Imran Khan knows everything. He knows the West better than the West knows itself. He knows India better than India knows itself. He calls the US secretary of state ignorant because, of course, he knows more about Afghanistan than him.
Problem with the ‘know it all’ attitude is that you don’t learn anything new. Why would you make the effort to learn more when you know everything?
Khan’s inability to learn from experience and to listen to sage advice has landed him into trouble. Although many of his followers have left him, disappointed by his incompetence, a subset of hardcore fans still have their hopes tied to him. They are people who don’t believe they know everything, but they are uninterested in knowing anything, facts do not matter, constitution and parliamentary democracy are abstract concepts having nothing much to do with practical life. All that matters is what their leader says and that he must get back into power at all costs. They get their news from memes and forwarded WhatsApp posts. They know history through shows like Ertugral.
Khan tells his followers that all other politicians are corrupt, chor and daku. The same ‘politicians are corrupt’ mantra that the establishment has indoctrinated for decades.

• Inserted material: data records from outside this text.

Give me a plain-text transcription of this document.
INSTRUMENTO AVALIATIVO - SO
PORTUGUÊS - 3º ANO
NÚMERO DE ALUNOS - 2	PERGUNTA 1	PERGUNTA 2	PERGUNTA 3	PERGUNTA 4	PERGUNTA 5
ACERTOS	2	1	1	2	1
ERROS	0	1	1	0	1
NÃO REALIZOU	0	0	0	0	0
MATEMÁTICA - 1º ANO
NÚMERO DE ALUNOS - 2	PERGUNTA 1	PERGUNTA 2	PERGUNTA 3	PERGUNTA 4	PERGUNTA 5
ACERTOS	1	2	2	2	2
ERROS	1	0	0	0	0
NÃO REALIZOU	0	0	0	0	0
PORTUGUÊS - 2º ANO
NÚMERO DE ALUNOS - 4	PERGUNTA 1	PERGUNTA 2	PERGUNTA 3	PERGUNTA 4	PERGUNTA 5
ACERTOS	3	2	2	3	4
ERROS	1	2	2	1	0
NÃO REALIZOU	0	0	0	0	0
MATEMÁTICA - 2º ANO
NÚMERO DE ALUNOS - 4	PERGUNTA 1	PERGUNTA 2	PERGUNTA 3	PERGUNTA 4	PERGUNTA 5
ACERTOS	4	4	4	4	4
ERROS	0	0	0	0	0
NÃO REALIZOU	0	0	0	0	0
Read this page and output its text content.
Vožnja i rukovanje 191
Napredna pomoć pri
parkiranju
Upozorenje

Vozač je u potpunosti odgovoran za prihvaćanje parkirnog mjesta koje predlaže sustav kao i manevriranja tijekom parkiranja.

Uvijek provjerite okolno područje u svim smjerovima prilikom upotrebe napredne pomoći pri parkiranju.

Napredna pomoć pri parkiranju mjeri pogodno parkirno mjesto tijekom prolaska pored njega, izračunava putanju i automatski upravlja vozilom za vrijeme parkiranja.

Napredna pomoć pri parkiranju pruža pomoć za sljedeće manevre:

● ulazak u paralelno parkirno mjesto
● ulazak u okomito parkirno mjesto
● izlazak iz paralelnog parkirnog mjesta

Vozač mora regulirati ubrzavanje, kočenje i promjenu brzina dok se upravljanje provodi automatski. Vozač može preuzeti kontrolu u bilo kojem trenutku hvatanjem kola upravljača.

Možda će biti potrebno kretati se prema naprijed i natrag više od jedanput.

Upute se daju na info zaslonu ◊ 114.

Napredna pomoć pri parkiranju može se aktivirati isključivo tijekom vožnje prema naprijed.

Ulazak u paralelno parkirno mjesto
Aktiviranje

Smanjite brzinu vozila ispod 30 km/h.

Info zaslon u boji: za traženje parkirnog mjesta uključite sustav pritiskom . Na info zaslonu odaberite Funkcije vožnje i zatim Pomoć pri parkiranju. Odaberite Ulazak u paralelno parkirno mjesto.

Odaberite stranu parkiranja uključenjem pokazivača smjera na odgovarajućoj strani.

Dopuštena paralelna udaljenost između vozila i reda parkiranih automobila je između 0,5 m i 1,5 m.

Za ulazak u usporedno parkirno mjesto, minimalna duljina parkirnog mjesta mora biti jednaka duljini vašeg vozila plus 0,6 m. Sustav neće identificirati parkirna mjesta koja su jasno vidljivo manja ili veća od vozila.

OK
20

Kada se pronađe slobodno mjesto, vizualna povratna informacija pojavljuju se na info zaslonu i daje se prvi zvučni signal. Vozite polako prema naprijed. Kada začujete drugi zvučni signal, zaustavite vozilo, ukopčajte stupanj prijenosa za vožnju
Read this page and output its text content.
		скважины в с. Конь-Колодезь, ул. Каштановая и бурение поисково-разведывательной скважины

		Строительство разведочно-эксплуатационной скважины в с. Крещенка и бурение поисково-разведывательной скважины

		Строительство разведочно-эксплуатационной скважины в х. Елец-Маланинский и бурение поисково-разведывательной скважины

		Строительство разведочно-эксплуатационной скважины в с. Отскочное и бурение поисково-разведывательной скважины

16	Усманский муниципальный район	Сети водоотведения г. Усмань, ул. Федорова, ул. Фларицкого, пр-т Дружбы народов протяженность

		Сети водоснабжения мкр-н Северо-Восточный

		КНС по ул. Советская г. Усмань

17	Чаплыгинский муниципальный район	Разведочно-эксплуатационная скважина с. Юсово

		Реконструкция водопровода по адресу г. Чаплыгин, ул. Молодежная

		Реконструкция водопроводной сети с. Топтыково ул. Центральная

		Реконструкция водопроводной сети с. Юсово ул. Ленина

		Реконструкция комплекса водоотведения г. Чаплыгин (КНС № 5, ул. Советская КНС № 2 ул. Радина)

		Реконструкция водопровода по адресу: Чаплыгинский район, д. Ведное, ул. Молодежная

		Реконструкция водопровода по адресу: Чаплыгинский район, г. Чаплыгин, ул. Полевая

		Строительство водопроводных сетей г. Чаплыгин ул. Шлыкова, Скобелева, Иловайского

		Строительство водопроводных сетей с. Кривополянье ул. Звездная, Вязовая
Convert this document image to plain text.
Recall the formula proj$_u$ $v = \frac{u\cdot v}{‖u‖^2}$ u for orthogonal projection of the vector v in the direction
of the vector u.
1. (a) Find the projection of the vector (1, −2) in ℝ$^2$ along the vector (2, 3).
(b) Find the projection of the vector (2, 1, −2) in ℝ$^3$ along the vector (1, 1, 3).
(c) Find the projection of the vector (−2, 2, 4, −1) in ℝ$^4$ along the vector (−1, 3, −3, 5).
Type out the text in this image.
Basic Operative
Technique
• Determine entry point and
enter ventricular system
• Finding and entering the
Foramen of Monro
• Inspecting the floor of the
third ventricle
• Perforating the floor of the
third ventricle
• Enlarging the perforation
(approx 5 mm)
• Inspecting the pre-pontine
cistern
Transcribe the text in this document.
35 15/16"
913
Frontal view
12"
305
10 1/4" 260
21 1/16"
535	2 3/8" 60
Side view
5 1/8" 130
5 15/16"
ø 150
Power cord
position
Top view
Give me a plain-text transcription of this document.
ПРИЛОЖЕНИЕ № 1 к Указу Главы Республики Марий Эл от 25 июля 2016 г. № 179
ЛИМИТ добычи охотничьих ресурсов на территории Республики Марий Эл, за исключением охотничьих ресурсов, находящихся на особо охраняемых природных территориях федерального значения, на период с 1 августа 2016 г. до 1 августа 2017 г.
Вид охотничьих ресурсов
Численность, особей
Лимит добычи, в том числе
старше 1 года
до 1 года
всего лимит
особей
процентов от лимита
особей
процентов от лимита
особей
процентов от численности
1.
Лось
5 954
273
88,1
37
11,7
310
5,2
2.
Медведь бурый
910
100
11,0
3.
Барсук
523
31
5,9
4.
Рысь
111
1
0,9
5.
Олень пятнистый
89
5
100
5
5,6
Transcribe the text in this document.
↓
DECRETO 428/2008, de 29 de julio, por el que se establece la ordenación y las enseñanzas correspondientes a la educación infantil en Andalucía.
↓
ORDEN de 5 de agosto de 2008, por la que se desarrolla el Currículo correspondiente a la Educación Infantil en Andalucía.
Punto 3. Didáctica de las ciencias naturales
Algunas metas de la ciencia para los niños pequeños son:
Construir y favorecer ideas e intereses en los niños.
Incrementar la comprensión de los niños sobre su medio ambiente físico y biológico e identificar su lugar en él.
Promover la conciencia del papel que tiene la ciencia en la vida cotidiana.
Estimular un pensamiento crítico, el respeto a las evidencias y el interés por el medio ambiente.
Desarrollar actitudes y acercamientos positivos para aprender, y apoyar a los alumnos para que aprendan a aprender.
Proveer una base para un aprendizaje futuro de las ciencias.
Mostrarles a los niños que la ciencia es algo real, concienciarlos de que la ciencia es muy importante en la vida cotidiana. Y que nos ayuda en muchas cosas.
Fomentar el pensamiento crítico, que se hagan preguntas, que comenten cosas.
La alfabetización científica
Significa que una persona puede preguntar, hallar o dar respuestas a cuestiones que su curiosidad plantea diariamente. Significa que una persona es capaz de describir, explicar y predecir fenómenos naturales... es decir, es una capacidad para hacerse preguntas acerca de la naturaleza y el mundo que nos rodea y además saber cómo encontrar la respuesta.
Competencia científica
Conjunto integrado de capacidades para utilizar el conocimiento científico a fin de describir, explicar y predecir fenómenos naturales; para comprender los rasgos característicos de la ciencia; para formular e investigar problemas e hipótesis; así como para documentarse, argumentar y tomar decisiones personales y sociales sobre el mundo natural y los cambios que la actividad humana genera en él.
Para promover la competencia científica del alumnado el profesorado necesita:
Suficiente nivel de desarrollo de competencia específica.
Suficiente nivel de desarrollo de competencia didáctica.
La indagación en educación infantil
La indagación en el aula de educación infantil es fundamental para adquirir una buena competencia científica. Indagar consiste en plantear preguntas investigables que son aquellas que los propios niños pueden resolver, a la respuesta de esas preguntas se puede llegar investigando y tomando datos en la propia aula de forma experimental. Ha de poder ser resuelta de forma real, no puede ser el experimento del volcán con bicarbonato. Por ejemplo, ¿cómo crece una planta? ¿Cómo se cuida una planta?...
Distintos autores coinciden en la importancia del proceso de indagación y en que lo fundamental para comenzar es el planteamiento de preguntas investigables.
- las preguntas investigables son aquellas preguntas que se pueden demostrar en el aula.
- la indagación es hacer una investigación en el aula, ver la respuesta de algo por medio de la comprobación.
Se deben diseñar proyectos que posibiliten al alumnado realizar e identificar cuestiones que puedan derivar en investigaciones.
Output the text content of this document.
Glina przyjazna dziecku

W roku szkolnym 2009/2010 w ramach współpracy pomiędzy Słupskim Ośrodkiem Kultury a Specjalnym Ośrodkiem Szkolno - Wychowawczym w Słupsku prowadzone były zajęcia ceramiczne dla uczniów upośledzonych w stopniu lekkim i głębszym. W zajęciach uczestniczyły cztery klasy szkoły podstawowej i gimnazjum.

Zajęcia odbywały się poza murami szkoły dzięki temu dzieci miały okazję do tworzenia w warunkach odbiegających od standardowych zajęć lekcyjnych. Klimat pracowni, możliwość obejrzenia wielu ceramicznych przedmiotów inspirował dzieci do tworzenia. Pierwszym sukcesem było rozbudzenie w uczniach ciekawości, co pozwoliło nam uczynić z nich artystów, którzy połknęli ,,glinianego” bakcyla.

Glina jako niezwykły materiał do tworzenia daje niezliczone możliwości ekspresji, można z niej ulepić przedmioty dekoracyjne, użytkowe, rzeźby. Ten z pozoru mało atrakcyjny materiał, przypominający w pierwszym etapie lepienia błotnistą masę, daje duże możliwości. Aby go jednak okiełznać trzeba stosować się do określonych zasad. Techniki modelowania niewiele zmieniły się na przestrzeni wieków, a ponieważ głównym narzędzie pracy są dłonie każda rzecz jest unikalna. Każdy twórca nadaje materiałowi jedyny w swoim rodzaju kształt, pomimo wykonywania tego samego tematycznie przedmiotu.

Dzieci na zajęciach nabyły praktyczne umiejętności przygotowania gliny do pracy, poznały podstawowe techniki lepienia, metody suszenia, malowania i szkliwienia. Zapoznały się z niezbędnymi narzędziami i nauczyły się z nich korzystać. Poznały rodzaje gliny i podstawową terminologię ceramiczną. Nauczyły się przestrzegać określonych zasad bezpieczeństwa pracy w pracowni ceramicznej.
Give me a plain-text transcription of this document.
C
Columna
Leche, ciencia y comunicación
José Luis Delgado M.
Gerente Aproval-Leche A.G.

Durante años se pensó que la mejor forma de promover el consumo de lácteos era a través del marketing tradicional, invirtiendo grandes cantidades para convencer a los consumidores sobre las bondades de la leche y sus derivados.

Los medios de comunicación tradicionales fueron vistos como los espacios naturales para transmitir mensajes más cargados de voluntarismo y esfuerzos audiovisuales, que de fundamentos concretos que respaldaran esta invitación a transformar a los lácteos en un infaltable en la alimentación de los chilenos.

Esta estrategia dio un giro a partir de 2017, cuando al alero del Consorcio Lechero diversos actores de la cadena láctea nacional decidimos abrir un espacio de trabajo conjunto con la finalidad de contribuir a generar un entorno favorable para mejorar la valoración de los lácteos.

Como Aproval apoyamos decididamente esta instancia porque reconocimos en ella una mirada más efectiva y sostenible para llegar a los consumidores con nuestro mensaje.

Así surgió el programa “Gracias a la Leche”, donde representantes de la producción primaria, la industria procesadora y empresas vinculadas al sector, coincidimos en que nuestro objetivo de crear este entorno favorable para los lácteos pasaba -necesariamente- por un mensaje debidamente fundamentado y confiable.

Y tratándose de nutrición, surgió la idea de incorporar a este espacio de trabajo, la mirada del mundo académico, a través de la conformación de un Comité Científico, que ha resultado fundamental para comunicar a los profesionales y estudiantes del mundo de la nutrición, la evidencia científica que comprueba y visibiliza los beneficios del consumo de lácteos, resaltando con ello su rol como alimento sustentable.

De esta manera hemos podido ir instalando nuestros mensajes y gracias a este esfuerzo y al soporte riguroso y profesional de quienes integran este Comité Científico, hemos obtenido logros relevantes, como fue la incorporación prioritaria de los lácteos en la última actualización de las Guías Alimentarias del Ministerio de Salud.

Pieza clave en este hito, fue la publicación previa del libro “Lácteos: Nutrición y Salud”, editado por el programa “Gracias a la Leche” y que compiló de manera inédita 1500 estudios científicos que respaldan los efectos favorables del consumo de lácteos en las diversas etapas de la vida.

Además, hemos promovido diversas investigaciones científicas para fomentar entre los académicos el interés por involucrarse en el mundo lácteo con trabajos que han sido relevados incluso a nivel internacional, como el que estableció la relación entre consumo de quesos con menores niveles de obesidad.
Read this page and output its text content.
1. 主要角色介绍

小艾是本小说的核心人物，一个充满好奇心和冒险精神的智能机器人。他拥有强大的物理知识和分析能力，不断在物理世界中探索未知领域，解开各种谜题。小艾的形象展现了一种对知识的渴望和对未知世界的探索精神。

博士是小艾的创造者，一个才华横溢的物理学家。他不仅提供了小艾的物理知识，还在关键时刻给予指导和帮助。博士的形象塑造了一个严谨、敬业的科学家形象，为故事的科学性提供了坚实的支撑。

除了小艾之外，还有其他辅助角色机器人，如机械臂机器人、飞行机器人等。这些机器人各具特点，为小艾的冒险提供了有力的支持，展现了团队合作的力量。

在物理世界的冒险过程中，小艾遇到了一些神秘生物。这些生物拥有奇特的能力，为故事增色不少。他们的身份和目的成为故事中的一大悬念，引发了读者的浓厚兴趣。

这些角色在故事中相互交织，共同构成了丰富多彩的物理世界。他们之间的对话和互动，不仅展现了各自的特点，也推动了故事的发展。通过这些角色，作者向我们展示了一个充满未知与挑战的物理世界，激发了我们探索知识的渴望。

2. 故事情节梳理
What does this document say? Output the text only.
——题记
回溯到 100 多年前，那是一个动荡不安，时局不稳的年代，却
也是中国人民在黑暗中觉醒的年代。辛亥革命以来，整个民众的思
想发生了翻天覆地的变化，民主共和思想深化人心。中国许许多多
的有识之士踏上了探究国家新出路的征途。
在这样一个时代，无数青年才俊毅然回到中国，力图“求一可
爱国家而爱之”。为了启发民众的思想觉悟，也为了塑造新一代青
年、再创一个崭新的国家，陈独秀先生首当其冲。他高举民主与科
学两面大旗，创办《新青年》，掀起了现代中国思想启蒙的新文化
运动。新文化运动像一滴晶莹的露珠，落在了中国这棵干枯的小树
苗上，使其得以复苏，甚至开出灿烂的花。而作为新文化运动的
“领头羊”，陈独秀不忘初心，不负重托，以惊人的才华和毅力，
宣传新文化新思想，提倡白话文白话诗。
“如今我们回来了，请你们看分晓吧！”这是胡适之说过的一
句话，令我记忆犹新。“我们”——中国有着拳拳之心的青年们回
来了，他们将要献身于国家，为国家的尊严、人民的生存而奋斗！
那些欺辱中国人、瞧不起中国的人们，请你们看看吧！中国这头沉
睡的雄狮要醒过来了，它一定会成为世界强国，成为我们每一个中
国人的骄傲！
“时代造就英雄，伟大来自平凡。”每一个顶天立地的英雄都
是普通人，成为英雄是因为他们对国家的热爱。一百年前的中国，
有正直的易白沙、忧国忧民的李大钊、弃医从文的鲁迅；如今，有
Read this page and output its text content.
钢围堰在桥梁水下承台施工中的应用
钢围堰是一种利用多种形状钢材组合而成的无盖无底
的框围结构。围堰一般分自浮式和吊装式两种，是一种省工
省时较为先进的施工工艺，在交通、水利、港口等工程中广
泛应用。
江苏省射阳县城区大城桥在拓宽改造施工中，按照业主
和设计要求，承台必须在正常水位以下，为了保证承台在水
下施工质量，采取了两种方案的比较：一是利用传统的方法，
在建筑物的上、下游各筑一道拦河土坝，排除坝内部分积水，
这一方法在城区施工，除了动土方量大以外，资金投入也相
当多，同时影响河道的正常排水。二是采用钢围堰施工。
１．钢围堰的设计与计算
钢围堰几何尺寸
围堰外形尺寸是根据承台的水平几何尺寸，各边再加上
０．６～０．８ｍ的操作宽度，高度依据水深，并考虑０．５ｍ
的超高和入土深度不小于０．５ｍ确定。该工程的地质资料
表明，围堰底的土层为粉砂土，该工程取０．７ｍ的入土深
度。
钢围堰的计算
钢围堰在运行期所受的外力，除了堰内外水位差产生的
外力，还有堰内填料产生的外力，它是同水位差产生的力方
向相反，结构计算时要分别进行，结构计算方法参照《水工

His followers don’t see him as a politician — to them he is an otherworldly figure, a messiah, who will save Pakistan, even after almost four years of incompetence and ouster from office.
Khan’s inability to learn from experience and to listen to sage advice has landed him into trouble. Although many of his followers have left him, disappointed by his incompetence, a subset of hardcore fans still have their hopes tied to him.
Truth is Imran Khan and his followers are products of widespread disinterestedness in learning and knowledge. The habit of not wanting to learn begins early in an individual’s life in the curiosity killing enterprises that are Pakistan’s schools. Ziaul Haq’s Islamization programme systematically discouraged critical thinking and produced obscurantist citizens, some of whom are in positions of power and influence today. Many of Imran Khan’s followers belong to the younger generation but they are firmly grounded in the same obscurantism. A society lacking in reason and rationalism will readily buy fantasies and conspiracy theories from a populist leader; thus Khan’s fans are willing consumers of his narratives of anti-Americanism, victimhood and Islamic nationalism. For them his fascist record and incompetence are drowned by his glamour, optics are more important than substance and governance.
Thus it’s not surprising that Khan’s followers are often from the middle or upper class ‘educated’ sections of the society, that march to their leader’s populist tune. They want quick fixes and won’t give the democratic process a chance.
Here’s a lesson for the new government: revamp Pakistan’s education system so that it produces citizens who are interested in learning and knowledge, change textbooks so that they foster curiosity and critical thinking, and include material that will teach students about constitutionalism and parliamentary democracy. Perhaps then future generations of Pakistanis will put more emphasis on performance and governance than on irrational and blind worship of a personality.
Imran Khan may in his moments of solitude look inward and realize that he does not know everything. Perhaps I am indulging in wishful thinking.